PG&E has systematically denied pension credits to employees it misclassified as “independent contractors” in the 1980s and 1990s for purposes of calculating retirement benefits, argue several Plaintiffs in a lawsuit filed November 1, 2016 in federal court in San Francisco by Feinberg, Jackson, Worthman & Wasow LLP. PG&E’s scheme resulted in a ratio of fifteen “independent contractors” for every acknowledged employee at its Diablo Canyon Power Plant, as well as misclassification elsewhere in the state, allege the Plaintiffs.
Plaintiffs seek recognition of their years of employment at PG&E when they were subject to this scheme, which affected scores of PG&E employees, particularly at its Diablo Canyon Power Plant. All three were eventually reclassified as employees, but PG&E continues to refuse to recognize their years of employment when they were misclassified as independent contractors.
The vast extent of this practice came to light in earlier San Francisco litigation filed on behalf of another PG&E employee. Internal PG&E documents were uncovered showing a scheme to deny service credits during years of misclassification because of a concern that “if we lose on this in court, there is the possibility that [Plaintiffs’ attorneys] will be trying to bring claims like this on behalf of other former contract workers.”

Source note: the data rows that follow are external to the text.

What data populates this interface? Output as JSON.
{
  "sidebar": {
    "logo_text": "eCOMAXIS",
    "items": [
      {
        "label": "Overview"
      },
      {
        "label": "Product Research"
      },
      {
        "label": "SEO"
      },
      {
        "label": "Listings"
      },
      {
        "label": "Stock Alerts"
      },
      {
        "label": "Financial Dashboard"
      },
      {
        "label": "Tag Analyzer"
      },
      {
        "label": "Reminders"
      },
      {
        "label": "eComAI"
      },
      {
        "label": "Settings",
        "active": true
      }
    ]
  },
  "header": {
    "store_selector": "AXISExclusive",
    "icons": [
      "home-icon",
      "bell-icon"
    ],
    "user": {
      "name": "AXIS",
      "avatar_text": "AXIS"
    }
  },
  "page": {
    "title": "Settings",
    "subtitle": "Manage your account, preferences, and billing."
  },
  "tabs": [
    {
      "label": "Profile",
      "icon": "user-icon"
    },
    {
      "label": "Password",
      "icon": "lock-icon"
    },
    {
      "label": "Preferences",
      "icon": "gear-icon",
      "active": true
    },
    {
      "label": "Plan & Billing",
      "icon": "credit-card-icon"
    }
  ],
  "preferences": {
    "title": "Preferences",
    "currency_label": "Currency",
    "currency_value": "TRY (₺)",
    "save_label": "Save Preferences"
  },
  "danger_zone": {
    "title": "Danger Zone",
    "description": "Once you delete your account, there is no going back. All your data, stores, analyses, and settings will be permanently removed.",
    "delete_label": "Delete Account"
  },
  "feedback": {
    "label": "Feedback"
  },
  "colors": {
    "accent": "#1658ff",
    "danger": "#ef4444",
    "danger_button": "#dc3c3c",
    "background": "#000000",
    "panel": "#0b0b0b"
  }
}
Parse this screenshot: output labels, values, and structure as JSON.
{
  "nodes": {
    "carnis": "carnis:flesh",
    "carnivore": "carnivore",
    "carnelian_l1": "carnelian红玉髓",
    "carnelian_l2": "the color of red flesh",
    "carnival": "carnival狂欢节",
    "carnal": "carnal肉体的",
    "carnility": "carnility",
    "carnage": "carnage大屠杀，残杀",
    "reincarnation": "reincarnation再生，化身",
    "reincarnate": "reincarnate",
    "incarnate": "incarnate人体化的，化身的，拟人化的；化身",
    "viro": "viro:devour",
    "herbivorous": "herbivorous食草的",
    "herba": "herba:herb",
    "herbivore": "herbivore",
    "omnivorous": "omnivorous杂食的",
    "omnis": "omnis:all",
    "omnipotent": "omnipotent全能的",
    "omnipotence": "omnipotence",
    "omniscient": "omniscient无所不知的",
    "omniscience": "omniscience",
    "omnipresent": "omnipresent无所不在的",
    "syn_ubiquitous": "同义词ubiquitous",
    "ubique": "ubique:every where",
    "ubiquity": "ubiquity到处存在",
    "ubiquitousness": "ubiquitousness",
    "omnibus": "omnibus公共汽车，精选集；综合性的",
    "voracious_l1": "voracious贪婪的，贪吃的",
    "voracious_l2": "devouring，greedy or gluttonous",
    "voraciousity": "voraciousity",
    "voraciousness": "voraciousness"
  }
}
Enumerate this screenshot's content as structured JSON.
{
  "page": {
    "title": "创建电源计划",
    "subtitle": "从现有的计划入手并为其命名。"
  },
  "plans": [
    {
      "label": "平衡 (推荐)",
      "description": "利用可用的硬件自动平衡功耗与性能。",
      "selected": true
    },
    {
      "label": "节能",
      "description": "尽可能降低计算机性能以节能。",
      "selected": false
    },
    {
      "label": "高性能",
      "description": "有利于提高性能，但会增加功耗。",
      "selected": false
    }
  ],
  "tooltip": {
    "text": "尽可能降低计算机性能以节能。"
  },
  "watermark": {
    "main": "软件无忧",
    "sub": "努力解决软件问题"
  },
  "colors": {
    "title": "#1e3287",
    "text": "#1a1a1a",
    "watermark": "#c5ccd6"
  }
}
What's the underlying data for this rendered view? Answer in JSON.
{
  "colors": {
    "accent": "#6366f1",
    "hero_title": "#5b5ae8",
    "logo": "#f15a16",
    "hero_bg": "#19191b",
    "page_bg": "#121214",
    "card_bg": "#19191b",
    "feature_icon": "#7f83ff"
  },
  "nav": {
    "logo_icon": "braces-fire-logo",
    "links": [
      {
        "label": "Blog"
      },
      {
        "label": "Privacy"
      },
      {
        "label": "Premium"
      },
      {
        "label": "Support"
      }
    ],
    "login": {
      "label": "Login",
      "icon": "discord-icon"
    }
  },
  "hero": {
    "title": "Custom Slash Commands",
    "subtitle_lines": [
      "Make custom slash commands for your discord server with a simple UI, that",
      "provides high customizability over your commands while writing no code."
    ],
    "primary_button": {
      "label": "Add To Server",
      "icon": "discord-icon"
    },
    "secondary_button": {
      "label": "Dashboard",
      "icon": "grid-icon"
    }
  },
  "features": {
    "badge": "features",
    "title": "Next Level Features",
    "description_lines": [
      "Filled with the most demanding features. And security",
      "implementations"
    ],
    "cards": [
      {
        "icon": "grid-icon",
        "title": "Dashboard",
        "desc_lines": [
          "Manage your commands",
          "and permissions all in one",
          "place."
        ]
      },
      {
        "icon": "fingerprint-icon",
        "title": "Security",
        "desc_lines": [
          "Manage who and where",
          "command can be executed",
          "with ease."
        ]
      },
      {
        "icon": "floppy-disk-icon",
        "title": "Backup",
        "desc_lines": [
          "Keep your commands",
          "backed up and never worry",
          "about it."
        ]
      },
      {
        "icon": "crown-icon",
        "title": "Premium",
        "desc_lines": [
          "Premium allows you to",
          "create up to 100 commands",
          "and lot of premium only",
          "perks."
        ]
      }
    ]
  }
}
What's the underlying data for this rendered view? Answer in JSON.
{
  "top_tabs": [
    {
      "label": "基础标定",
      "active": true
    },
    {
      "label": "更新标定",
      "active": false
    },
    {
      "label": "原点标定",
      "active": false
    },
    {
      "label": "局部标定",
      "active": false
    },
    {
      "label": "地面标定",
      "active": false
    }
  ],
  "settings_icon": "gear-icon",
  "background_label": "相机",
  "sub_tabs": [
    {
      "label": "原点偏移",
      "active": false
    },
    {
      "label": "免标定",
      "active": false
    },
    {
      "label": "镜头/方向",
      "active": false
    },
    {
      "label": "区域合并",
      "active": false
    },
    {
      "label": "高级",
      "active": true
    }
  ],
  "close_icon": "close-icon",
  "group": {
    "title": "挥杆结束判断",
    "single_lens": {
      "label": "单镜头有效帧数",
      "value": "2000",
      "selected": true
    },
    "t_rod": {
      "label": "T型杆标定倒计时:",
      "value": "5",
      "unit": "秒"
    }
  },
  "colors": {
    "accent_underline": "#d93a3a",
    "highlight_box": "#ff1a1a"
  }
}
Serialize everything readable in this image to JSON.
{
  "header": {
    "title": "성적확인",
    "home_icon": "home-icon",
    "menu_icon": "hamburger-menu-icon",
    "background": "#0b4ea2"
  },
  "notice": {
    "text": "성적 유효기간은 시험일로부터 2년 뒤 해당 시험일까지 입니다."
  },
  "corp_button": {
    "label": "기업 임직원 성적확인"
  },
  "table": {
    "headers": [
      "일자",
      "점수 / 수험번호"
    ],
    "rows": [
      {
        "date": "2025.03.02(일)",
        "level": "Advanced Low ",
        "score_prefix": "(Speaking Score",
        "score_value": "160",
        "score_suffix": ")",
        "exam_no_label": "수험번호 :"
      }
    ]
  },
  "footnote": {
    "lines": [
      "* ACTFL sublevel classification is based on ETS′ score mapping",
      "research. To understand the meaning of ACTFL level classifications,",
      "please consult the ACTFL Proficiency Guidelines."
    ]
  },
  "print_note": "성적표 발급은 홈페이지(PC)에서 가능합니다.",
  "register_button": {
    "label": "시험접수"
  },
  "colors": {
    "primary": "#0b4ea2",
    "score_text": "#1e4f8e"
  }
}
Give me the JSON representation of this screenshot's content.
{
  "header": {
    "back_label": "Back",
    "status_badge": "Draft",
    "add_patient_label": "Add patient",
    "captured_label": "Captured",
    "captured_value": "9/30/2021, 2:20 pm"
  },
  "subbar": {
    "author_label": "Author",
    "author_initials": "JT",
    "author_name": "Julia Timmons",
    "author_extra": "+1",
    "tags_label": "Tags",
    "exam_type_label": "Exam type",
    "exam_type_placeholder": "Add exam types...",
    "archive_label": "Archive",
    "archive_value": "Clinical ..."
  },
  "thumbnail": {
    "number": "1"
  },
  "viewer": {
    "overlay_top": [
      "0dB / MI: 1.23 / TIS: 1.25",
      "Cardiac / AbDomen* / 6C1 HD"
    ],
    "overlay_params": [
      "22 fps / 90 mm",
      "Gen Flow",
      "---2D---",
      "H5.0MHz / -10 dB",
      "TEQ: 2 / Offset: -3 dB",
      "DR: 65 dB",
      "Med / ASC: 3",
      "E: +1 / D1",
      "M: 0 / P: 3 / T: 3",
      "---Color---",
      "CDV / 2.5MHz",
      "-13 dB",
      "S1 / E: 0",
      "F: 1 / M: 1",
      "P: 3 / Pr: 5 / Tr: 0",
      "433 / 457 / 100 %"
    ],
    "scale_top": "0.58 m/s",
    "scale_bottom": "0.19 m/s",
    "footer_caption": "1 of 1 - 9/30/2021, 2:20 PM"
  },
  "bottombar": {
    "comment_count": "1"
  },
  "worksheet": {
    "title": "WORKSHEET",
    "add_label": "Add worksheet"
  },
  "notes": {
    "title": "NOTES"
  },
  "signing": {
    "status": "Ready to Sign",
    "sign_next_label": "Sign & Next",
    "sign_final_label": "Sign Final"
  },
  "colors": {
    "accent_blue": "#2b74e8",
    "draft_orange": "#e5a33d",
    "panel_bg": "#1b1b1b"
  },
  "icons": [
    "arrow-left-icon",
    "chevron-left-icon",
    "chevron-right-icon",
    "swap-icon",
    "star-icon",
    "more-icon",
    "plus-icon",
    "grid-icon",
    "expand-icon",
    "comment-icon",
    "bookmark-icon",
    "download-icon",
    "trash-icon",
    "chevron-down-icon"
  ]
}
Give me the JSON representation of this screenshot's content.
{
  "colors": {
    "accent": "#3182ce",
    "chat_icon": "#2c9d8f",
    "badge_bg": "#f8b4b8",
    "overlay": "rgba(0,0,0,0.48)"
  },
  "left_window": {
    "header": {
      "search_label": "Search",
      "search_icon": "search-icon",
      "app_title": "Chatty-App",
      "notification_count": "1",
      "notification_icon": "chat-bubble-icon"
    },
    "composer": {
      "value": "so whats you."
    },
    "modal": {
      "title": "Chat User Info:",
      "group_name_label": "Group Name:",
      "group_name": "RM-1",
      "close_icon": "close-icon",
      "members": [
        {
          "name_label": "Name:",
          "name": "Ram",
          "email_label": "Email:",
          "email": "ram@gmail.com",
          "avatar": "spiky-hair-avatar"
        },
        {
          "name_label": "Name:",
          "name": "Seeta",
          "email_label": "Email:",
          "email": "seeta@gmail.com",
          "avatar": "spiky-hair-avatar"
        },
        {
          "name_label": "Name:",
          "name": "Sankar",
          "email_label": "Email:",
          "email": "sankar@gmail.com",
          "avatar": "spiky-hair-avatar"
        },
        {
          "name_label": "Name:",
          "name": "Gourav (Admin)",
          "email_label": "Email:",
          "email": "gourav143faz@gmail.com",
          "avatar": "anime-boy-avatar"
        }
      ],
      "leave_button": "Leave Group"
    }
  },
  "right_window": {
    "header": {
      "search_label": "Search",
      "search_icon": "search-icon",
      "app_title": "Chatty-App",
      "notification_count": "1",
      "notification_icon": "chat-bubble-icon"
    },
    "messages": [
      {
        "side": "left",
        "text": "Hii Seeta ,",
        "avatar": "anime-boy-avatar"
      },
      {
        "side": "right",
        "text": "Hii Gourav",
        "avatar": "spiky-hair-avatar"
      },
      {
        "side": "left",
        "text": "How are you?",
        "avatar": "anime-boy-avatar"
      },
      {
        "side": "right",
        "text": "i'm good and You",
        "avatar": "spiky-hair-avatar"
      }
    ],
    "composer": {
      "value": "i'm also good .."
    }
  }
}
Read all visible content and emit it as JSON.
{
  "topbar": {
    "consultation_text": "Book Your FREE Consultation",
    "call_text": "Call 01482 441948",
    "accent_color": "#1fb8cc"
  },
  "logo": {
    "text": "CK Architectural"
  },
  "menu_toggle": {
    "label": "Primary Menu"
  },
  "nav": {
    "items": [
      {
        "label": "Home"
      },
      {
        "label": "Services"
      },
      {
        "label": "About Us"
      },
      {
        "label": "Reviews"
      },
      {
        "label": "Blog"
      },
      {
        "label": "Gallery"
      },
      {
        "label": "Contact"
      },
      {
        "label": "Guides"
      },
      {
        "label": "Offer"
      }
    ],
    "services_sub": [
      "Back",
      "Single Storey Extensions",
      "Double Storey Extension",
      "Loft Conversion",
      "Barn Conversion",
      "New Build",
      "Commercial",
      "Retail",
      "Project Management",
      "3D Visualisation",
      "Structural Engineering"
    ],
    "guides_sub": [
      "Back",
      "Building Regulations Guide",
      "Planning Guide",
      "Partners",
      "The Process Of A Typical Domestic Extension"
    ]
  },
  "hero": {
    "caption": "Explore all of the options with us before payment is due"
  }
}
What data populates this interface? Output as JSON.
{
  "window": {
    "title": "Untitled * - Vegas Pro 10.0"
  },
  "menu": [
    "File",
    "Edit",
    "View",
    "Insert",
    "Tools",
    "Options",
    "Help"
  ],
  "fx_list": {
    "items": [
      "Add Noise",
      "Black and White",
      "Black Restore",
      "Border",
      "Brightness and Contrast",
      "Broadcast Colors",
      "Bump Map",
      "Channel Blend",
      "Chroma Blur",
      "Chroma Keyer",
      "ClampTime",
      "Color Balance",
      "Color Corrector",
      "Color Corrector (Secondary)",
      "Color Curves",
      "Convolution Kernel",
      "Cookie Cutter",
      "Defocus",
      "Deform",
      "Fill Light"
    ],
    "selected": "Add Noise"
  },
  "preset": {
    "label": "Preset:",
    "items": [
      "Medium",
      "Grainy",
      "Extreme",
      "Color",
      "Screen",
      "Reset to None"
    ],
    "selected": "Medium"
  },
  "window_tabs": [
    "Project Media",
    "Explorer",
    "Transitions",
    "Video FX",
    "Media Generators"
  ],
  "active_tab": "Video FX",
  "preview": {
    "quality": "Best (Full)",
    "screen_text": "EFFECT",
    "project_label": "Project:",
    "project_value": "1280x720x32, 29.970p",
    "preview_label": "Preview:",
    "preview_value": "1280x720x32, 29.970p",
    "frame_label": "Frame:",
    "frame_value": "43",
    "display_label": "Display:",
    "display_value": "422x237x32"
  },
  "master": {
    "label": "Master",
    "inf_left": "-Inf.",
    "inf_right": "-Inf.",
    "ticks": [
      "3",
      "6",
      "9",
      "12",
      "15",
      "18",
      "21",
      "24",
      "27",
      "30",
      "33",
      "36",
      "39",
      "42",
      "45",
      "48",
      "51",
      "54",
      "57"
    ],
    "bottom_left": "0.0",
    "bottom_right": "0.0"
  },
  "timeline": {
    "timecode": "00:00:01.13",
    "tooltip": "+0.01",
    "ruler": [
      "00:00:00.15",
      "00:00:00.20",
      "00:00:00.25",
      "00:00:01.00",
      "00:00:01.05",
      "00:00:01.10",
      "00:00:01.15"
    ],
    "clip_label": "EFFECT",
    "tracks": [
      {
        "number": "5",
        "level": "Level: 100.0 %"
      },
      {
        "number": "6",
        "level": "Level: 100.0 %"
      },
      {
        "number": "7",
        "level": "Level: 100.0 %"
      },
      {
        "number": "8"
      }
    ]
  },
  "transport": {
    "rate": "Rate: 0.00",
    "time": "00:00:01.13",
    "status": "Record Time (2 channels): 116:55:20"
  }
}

Similar irregularities were uncovered in administrative claims on behalf of the Plaintiffs in the litigation filed November 1, 2016, as well as several of their similarly misclassified peers. For example, legal memoranda prepared behind closed doors for PG&E recommended recognition of years of service when employees were misclassified and even recommended recognizing one specific misclassified individual as an employee during the time period in question. PG&E ignored these recommendations and ceased seeking legal advice as to whether these individuals were properly considered employees once it became clear that such advice would not come out in its favor, Plaintiffs allege.